There’s no doubt that road course races are an exciting and mostly welcome part of the NASCAR Sprint Cup schedule. They also serve as a nice escape from the usual left-turn only speedways that on occasion can cause fans heads to spin.

But please don’t confuse excitement as a stamp of approval for acceptance.

There are spots on the Sprint Cup schedule for road course races. The championshipdeciding Chase for the Cup is not one of those spots.

There is a reason why the NHL’s “Winter Classic” is held in January, and not June. Or why the NFL’s annual games in London are held before Thanksgiving. They are special events, but don’t determine the champion of their respective leagues.
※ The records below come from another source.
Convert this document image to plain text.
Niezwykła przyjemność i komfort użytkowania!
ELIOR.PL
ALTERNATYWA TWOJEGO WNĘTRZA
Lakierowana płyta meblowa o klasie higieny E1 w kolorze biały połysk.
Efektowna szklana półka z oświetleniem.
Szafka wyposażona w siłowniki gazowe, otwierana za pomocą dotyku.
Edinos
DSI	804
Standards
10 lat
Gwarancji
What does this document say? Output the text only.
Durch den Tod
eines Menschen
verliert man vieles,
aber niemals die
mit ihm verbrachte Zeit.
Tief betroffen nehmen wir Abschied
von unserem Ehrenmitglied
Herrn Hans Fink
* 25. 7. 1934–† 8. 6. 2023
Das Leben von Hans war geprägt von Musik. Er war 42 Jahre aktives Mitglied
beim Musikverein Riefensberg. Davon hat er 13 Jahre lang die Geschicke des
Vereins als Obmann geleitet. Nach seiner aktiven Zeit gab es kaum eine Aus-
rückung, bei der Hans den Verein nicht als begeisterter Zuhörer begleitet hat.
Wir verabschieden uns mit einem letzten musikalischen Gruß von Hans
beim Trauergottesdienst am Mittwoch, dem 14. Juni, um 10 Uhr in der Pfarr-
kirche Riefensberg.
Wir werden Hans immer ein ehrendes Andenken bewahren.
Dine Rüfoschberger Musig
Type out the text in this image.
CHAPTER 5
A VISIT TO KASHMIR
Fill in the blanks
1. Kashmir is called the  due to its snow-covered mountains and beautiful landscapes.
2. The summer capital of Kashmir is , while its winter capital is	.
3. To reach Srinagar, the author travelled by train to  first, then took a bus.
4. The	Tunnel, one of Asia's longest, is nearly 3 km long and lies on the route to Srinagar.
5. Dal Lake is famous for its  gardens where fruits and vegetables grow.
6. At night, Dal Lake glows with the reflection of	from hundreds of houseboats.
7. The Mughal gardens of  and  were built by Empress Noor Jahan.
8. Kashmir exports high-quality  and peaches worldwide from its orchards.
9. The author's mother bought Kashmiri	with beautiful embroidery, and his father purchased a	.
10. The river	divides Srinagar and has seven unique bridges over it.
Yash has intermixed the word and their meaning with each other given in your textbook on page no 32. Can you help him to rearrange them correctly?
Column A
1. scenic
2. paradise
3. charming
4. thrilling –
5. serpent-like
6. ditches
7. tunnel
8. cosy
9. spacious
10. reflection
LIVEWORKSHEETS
That is how I feel about road courses when it comes to whether or not they belong in the

Chase.

I like road courses. I honestly do. I have never attended a NASCAR race at either Watkins Glen or Sonoma, but I have been to a few races at New Hampshire Motor Speedway, and I have been following the sport my entire life. Road courses test a driver’s skill in ways that oval tracks can’t. Success at a road course shows a more well-rounded driver than just piling up wins at ovals of various dimensions.

So why shouldn’t a road course be used to help determine the Sprint Cup Series champion? Simple, because the series is not about who can turn right just as well as they turn left.

In it’s 60-plus years of existence, NASCAR has always been about speed and endurance around oval tracks – be they a 1/2 mile long or 2 1/2 miles long. The Sprint Cup Series logo is encircled by an oval, and it’s not just due to creative license.

Two races out of 36 make road courses an outlier, as NASCAR has intended since they were introduced to the schedule. They are akin to playing an NHL game outdoors, or an NFL game on a Canadian Football League (slightly larger than NFL dimensions) or Arena Football League (much smaller) field. Major League Baseball fields come in various shapes and sizes, but it’s still 90 feet from third base to home plate in all 30 of them.

Having been to multiple races at New Hampshire, I can attest that they are often snoozefests, and only a handful of drivers actually have a chance to win come race day. But many drivers have stated that New Hampshire’s tight turns provide a test to their skills.

The powers-at-be in NASCAR didn’t choose the 10 Chase races due to excitement. They chose them in part because of variety and difficulty (they also are in place in part because of their place on the schedule prior to the Chase being implemented).

There are fans that still debate whether the Chase itself is a good idea or not, as many racing series crown a championship on a full season’s worth of accomplishments. The Chase creates urgency, while also condensing 36 races worth of successes and failures into a 10-race format.

Some drivers are better than others on road courses, and some of NASCAR’s better oval drivers struggle when the steering wheel has to go right as well as left. But a look-back at past champions shows at least an acceptable aptitude when it comes to road course success.

Road courses belong in NASCAR. They are exciting. They are challenging. And they are a welcome break.

But they don’t need to help determine a championship for an oval-track series.